# Clothing Companies: What Program Do You Use To Account For Your Biz?



## CxCthreads (Dec 2, 2008)

Hello,

 For the clothing companies out there (not printers), what programs do you use to account for your business? In other words, do you use a simple Excel spreadsheet to log your inventory/ $’s made or a program like Quickbooks (or a separate program entirely)?

I’m curious because as of now I’m using an Excel spreadsheet but wondering if there’s an easier way out there. I’m not a wiz at Excel so this is why I’m asking.
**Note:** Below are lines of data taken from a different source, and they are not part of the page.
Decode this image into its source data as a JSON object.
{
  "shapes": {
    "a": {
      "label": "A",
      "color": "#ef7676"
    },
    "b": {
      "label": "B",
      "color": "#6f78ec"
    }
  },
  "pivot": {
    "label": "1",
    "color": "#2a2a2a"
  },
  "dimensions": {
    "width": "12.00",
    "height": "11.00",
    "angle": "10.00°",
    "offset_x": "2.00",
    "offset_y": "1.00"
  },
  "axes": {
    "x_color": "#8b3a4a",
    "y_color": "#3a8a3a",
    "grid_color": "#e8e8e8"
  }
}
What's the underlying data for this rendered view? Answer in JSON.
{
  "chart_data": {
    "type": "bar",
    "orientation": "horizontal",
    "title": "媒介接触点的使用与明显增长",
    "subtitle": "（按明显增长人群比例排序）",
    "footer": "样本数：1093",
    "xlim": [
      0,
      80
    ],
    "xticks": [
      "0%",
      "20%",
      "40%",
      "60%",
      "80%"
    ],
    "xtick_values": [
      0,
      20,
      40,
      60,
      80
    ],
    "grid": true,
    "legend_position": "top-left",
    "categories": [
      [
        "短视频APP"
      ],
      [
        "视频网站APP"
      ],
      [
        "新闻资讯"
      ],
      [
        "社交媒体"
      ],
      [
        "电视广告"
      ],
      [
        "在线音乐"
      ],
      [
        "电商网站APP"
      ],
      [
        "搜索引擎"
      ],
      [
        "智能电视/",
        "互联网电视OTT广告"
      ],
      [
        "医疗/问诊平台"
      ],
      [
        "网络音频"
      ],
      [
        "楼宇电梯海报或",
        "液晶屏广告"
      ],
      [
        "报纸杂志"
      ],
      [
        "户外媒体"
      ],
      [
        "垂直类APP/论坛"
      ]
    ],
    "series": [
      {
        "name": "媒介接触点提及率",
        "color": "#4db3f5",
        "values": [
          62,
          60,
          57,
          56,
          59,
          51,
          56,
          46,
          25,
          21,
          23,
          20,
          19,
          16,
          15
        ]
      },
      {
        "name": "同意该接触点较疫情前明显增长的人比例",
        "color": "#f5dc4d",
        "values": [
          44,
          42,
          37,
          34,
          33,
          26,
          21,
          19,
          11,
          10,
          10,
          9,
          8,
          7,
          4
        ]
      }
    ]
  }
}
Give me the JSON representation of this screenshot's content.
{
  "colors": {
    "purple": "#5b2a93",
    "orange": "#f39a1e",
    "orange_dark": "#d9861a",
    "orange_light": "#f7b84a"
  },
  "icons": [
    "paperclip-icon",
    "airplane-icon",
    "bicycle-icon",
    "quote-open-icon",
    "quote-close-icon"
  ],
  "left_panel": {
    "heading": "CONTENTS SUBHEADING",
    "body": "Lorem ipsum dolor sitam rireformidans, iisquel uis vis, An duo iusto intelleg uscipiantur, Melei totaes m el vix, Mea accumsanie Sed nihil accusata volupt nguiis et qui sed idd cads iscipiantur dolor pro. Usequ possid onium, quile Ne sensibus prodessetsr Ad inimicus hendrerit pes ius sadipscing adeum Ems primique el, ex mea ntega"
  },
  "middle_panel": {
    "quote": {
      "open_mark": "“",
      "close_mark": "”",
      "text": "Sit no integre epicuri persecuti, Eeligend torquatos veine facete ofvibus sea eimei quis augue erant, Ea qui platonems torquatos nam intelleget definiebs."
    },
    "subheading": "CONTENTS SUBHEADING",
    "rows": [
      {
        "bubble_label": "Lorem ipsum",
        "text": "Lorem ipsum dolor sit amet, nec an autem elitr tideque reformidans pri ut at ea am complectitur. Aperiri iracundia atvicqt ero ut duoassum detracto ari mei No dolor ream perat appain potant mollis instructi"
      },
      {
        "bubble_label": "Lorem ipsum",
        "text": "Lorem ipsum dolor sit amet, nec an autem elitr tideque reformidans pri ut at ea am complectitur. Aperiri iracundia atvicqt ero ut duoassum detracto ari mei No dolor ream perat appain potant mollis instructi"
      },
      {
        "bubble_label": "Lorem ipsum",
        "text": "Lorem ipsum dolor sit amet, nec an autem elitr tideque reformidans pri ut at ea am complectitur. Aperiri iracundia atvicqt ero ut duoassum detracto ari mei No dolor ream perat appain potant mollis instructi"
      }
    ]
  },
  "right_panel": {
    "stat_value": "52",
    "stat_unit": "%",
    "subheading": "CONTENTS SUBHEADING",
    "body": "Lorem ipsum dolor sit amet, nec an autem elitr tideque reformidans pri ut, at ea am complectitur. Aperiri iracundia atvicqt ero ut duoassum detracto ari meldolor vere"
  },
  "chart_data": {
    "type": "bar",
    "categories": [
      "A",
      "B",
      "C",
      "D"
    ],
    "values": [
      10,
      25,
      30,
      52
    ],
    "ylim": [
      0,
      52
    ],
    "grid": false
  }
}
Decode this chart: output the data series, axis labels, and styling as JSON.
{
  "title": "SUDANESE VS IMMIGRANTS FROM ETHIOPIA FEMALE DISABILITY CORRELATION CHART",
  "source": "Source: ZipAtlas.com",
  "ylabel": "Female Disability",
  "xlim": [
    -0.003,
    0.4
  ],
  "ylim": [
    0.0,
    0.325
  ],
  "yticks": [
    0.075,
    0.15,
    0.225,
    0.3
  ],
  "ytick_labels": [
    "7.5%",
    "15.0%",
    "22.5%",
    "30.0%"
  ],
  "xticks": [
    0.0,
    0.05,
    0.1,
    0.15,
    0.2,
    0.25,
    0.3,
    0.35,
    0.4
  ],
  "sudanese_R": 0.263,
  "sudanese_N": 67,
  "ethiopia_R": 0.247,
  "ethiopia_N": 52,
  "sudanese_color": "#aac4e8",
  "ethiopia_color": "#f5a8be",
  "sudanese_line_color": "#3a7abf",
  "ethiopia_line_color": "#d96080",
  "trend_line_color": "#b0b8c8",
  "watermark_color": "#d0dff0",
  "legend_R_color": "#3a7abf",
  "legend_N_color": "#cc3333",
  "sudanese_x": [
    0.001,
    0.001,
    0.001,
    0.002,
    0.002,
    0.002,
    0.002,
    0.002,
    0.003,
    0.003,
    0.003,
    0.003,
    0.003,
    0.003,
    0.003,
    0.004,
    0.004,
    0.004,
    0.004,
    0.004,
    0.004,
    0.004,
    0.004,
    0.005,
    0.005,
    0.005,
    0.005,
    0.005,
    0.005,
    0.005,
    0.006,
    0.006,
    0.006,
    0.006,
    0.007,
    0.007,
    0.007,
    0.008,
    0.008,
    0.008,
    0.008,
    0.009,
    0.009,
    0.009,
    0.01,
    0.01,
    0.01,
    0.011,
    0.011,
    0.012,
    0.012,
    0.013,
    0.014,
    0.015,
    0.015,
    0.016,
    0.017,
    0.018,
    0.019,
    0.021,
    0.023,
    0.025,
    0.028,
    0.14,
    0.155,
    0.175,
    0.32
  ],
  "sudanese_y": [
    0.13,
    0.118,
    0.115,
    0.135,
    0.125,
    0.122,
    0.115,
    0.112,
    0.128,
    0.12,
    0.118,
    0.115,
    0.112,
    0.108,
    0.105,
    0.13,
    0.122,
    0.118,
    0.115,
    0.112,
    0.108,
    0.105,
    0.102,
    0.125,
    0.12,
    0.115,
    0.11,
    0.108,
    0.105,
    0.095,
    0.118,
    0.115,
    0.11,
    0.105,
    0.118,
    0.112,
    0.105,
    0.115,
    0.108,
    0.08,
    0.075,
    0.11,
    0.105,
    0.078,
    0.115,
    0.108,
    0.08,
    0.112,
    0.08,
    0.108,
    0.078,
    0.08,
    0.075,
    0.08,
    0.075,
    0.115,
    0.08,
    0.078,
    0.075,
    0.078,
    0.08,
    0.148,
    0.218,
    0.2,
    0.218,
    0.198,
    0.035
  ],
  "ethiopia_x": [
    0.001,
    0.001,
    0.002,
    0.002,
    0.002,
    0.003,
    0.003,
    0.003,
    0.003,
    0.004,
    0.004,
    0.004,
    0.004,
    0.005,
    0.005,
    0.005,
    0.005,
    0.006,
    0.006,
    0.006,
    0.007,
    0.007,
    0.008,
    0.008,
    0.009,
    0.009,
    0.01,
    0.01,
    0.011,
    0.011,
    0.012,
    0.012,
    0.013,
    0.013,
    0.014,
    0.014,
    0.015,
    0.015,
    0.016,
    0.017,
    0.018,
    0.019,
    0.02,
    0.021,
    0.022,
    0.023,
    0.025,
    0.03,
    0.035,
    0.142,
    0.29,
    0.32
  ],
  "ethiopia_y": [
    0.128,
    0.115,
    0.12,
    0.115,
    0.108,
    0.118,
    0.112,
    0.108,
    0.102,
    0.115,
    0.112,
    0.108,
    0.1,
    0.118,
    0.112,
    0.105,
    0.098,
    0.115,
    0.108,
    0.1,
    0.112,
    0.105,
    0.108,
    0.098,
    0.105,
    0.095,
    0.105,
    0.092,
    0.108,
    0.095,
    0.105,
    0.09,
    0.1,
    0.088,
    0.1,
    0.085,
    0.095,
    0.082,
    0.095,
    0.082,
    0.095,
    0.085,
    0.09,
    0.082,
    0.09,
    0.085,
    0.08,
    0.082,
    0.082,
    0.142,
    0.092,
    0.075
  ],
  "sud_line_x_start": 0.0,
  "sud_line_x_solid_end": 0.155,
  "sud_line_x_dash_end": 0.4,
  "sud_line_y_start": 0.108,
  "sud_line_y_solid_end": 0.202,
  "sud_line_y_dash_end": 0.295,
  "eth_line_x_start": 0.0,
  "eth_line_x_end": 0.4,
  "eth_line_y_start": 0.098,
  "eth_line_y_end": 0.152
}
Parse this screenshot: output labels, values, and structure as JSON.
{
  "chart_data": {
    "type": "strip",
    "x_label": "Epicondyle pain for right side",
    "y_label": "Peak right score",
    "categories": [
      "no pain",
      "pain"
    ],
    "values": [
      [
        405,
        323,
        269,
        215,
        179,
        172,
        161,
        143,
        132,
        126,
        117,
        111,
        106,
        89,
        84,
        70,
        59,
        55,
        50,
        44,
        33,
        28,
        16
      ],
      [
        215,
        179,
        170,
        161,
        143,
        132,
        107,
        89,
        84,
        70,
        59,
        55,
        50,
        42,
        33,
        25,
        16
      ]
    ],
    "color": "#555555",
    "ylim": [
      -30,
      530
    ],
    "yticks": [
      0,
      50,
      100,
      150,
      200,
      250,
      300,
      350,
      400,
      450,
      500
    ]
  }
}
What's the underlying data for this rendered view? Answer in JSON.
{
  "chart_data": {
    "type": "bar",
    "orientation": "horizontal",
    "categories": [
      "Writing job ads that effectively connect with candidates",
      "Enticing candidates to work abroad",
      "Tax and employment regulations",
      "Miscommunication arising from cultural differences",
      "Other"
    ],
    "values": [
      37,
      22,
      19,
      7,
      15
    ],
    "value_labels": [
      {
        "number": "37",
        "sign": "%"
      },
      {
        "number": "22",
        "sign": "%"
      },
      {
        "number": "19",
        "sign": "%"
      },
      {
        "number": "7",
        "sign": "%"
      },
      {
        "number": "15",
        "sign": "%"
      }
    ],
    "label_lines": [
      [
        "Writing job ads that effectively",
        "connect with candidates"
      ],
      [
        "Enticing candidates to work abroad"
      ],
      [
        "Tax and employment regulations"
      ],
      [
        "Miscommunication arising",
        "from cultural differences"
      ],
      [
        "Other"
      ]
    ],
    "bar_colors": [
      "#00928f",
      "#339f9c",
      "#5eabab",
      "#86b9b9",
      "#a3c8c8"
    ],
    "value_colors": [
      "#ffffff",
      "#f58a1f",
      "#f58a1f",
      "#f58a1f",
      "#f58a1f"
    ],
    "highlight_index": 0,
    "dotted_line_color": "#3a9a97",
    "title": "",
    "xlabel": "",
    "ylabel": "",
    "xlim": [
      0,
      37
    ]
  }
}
Thanks for your contribution!


----------



## Modati (May 17, 2008)

Were both a print shop and clothing company. We searched a few options. Try mint or soho os. Mint is a great finance web software and soho os is a comprehensive business solution web platform. The main problem with soho is it's a closed system so it's hard to integrate 

Good luck


----------



## CxCthreads (Dec 2, 2008)

Modati said:


> Were both a print shop and clothing company. We searched a few options. Try mint or soho os. Mint is a great finance web software and soho os is a comprehensive business solution web platform. The main problem with soho is it's a closed system so it's hard to integrate
> 
> Good luck


Thank you!


----------



## vil3nr0b (May 11, 2010)

Quickbooks. I haven't invested in the Quickbooks for Screen Printers yet, though.


----------



## DayDreamerCr8 (Mar 23, 2009)

I have heard good things about Mint but your shopping cart should have some type of feature to account for your business.


----------



## dmpromo (May 28, 2011)

I use quickbooks for my business and love it. I also use mint.com to keep track of my finances and get a quick snapshot of my Income & expenses on my business.


----------